Revisiting forbidden territory
We have a sort of “show and tell” at our Over the Hill Gang coffee sessions. Needless to day, when you have a group of guys pushing 90 years of age and who have led long careers, including high education, military service, world travel, vast mountain climbing and many other wild and varied adventures, it gets to be a problem coming up with something “new” to pass around.
I lucked out recently and found my original Gold Membership card to the Los Angeles Playboy Club. Had to buy it years ago because of being lost with my friend Cal Jorgenson while driving around at night during a convention there. We ended up parking in a spot reserved for Hugh Hefner, king of the Playboy empire. We were desperate because we both were starving for food and a bathroom.
The Gang was quite impressed with the rather expensive membership card and it was good to have something to show upon hearing of the November death of Hefner. He was the one who first produced a very slick, successful magazine promoting random sex and young ladies without any clothes. He soon had imitators, including a super-raunchy mag called “Penthouse.”
I only bought one copy of that publication and the following column featured one of the “revealing” stories therein. My column was reproduced by other newspapers, including the Seattle P.I. in the fall of 1984. This is it:
Curiosity is a mighty force up all living things, and especially on us mere mortals.
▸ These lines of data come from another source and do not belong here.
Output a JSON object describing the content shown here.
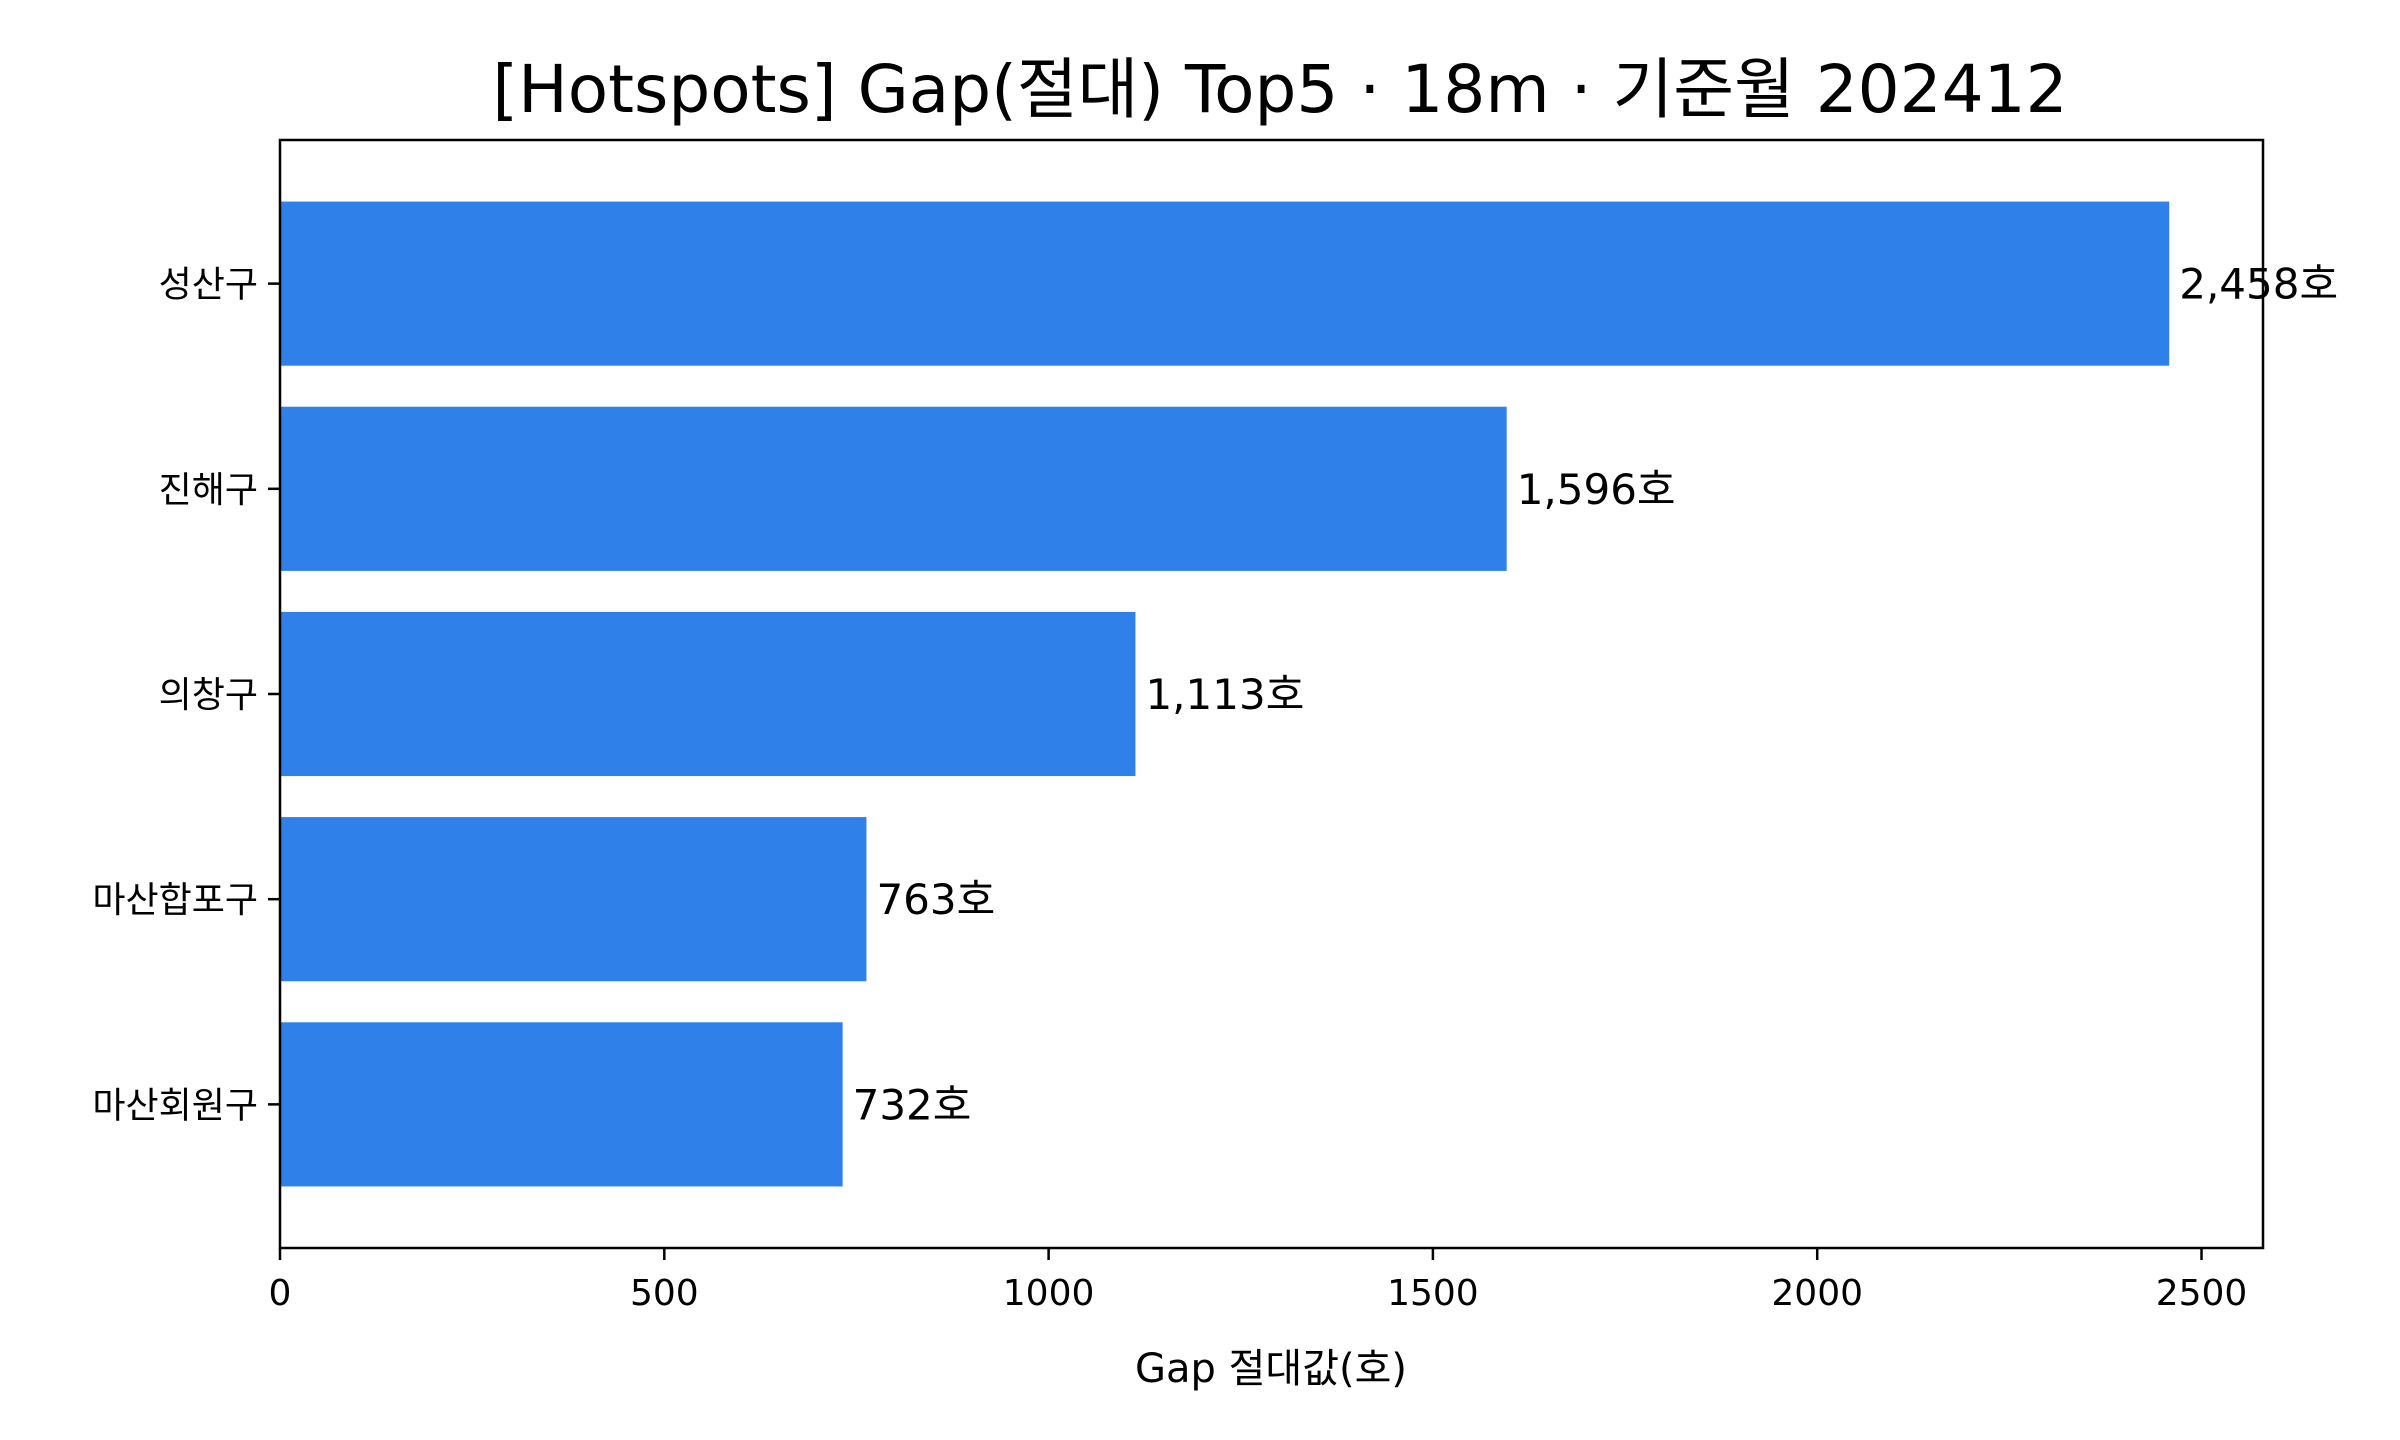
{
  "chart_data": {
    "type": "bar",
    "orientation": "horizontal",
    "title": "[Hotspots] Gap(절대) Top5 · 18m · 기준월 202412",
    "xlabel": "Gap 절대값(호)",
    "ylabel": "",
    "categories": [
      "성산구",
      "진해구",
      "의창구",
      "마산합포구",
      "마산회원구"
    ],
    "values": [
      2458,
      1596,
      1113,
      763,
      732
    ],
    "data_labels": [
      "2,458호",
      "1,596호",
      "1,113호",
      "763호",
      "732호"
    ],
    "xlim": [
      0,
      2580
    ],
    "xticks": [
      0,
      500,
      1000,
      1500,
      2000,
      2500
    ],
    "xtick_labels": [
      "0",
      "500",
      "1000",
      "1500",
      "2000",
      "2500"
    ],
    "bar_color": "#3080ea",
    "grid": false,
    "legend": "none"
  }
}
Sometimes, it costs us dearly … like the time I would up in the hospital wing trying to see if it was really impossible to ride a toy wagon down Murphy’s Hill, but curiosity is also the instinctive influence which leads us to all knowledge.
I once read that, if a man loses curiosity, his education ends. Someplace else, it was written, “Show me a disinterested person and I will show you and uninteresting person.”
I never ever want to stop learning, and, who among us would deliberately become a bore? These are the absolute and only reasons why I put on dark glasses, a low-brimmed hat and then went downtown and bought THAT Penthouse Magazine.
When the do-gooders start firing Miss America, I want to know why.
The way I figure it, wife Iris wouldn’t have found the dumb magazine, under a pile of newspaper clippings, if she wasn’t a bit curious herself.
And, in the second place, she should have had enough faith in her husband to believe what I told her about my not actually “looking” at the naughty pictures.
To remain informed, it seems we conscientious professional journalists must forever tread the razor’s edge.
Life is good.
G.George Ostrom is an award-winning columnist. He lives in Kalispell.